February 03, 2014 11:00 AM
Thanks Dick Cheney. You and your "boy-Bush" did real well.

In Response

by: Godwin from: Nigeria
February 02, 2014 12:20 PM
It could be true the British concocted these city boundaries in the Middle East and Asia, Africa is not left out; but the British did not institute the wars of acrimony between these states. The earlier we told ourselves the truth about this matter, the earlier the world may begin to experience peace and quiet. A situation where nobody is in charge is a chaotic one. If nobody can call the aggrieved and wounded in Iraq, Pakistan or Afghanistan to order because there is no single voice that is recognized by the warring groups calls for a reappraisal. If all the OIC stands for is preach hate for Israel and denial of modern day freedoms and democracy, who really wants it?

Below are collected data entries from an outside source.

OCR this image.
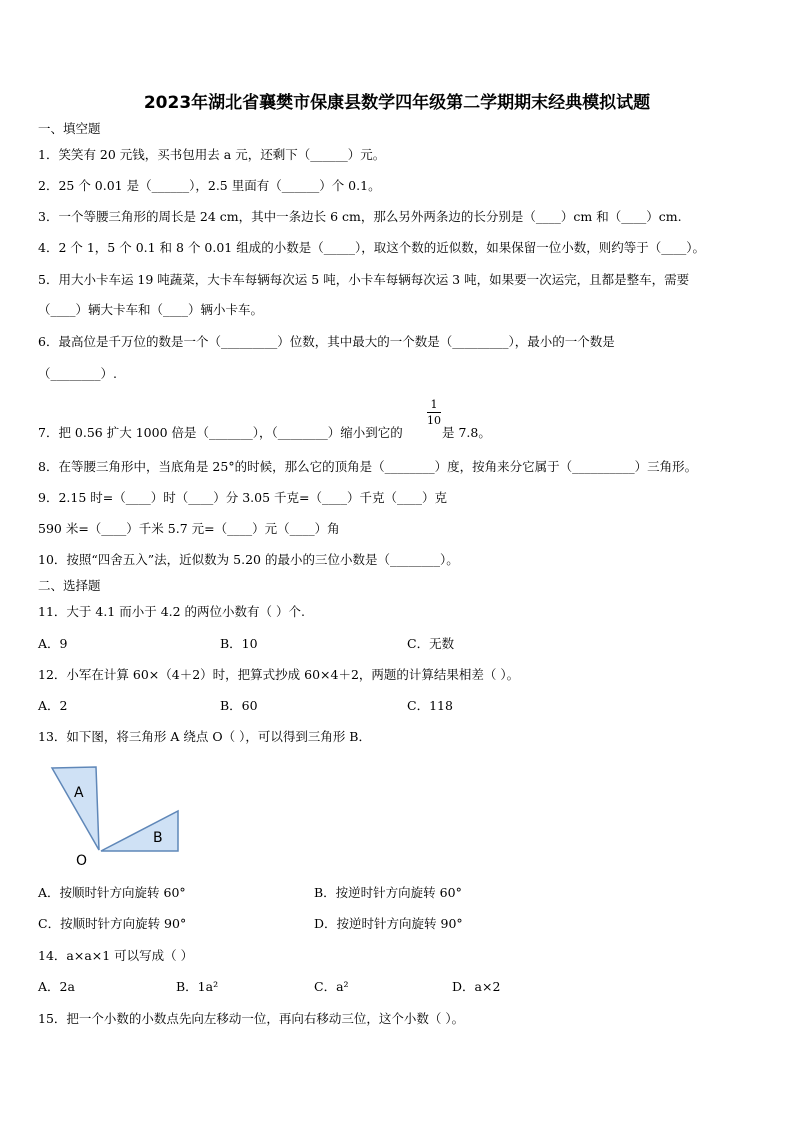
2023年湖北省襄樊市保康县数学四年级第二学期期末经典模拟试题
一、填空题
1．笑笑有 20 元钱，买书包用去 a 元，还剩下（______）元。
2．25 个 0.01 是（______），2.5 里面有（______）个 0.1。
3．一个等腰三角形的周长是 24 cm，其中一条边长 6 cm，那么另外两条边的长分别是（____）cm 和（____）cm.
4．2 个 1，5 个 0.1 和 8 个 0.01 组成的小数是（_____），取这个数的近似数，如果保留一位小数，则约等于（____）。
5．用大小卡车运 19 吨蔬菜，大卡车每辆每次运 5 吨，小卡车每辆每次运 3 吨，如果要一次运完，且都是整车，需要
（____）辆大卡车和（____）辆小卡车。
6．最高位是千万位的数是一个（_________）位数，其中最大的一个数是（_________），最小的一个数是
（________）.
7．把 0.56 扩大 1000 倍是（_______），（________）缩小到它的
1
10
是 7.8。
8．在等腰三角形中，当底角是 25°的时候，那么它的顶角是（________）度，按角来分它属于（__________）三角形。
9．2.15 时=（____）时（____）分 3.05 千克=（____）千克（____）克
590 米=（____）千米 5.7 元=（____）元（____）角
10．按照“四舍五入”法，近似数为 5.20 的最小的三位小数是（________）。
二、选择题
11．大于 4.1 而小于 4.2 的两位小数有（ ）个.
A．9	B．10	C．无数
12．小军在计算 60×（4＋2）时，把算式抄成 60×4＋2，两题的计算结果相差（ ）。
A．2	B．60	C．118
13．如下图，将三角形 A 绕点 O（ ），可以得到三角形 B．
A
B
O
A．按顺时针方向旋转 60°	B．按逆时针方向旋转 60°
C．按顺时针方向旋转 90°	D．按逆时针方向旋转 90°
14．a×a×1 可以写成（ ）
A．2a	B．1a²	C．a²	D．a×2
15．把一个小数的小数点先向左移动一位，再向右移动三位，这个小数（ ）。
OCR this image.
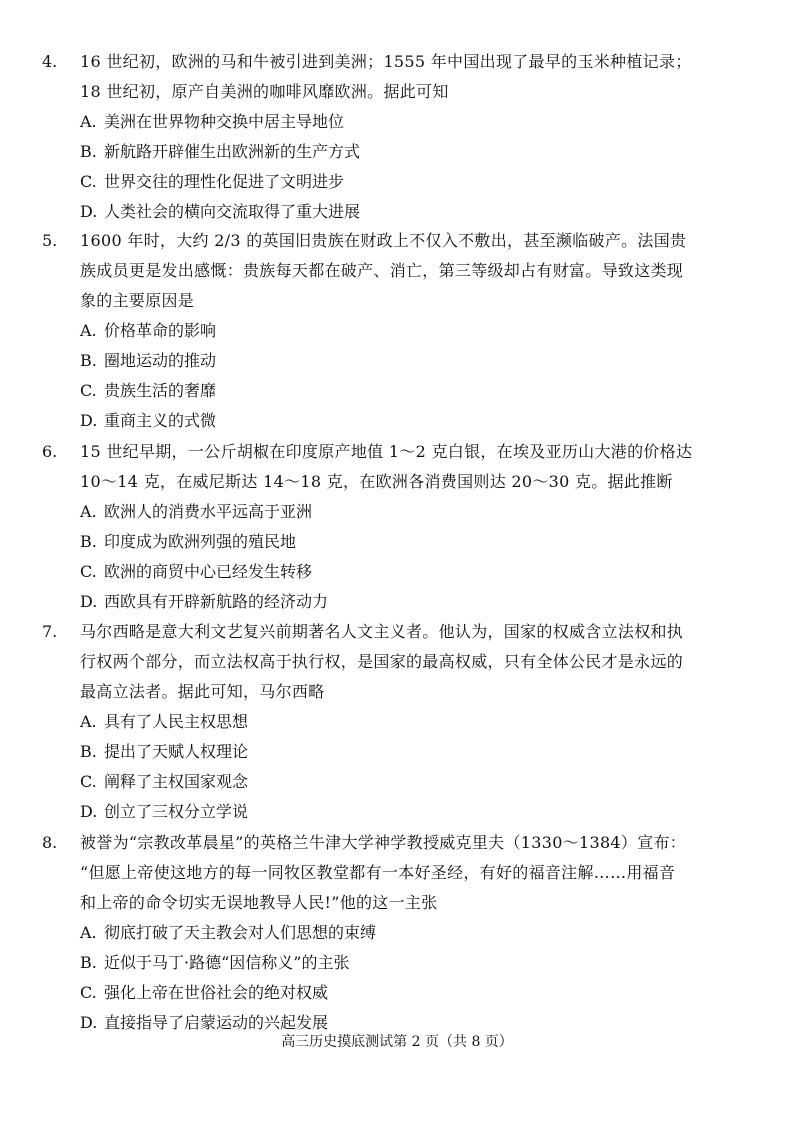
4. 16 世纪初，欧洲的马和牛被引进到美洲；1555 年中国出现了最早的玉米种植记录；
18 世纪初，原产自美洲的咖啡风靡欧洲。据此可知
A. 美洲在世界物种交换中居主导地位
B. 新航路开辟催生出欧洲新的生产方式
C. 世界交往的理性化促进了文明进步
D. 人类社会的横向交流取得了重大进展
5. 1600 年时，大约 2/3 的英国旧贵族在财政上不仅入不敷出，甚至濒临破产。法国贵
族成员更是发出感慨：贵族每天都在破产、消亡，第三等级却占有财富。导致这类现
象的主要原因是
A. 价格革命的影响
B. 圈地运动的推动
C. 贵族生活的奢靡
D. 重商主义的式微
6. 15 世纪早期，一公斤胡椒在印度原产地值 1～2 克白银，在埃及亚历山大港的价格达
10～14 克，在威尼斯达 14～18 克，在欧洲各消费国则达 20～30 克。据此推断
A. 欧洲人的消费水平远高于亚洲
B. 印度成为欧洲列强的殖民地
C. 欧洲的商贸中心已经发生转移
D. 西欧具有开辟新航路的经济动力
7. 马尔西略是意大利文艺复兴前期著名人文主义者。他认为，国家的权威含立法权和执
行权两个部分，而立法权高于执行权，是国家的最高权威，只有全体公民才是永远的
最高立法者。据此可知，马尔西略
A. 具有了人民主权思想
B. 提出了天赋人权理论
C. 阐释了主权国家观念
D. 创立了三权分立学说
8. 被誉为“宗教改革晨星”的英格兰牛津大学神学教授威克里夫（1330～1384）宣布：
“但愿上帝使这地方的每一同牧区教堂都有一本好圣经，有好的福音注解……用福音
和上帝的命令切实无误地教导人民!”他的这一主张
A. 彻底打破了天主教会对人们思想的束缚
B. 近似于马丁·路德“因信称义”的主张
C. 强化上帝在世俗社会的绝对权威
D. 直接指导了启蒙运动的兴起发展
高三历史摸底测试第 2 页（共 8 页）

If it's happening in just one place, like the Ireland-Northern Ireland case, then one can say there is a mistake. But when it has become the hallmark of an organization to unleash mayhem, bloodshed and hate everywhere it is found, then there is definite trouble within such organization. Who can mention what needs to be done without causing an uproar? That is the only time they are united, not in the agreement of what is good, justifiable and acceptable in civilized societies.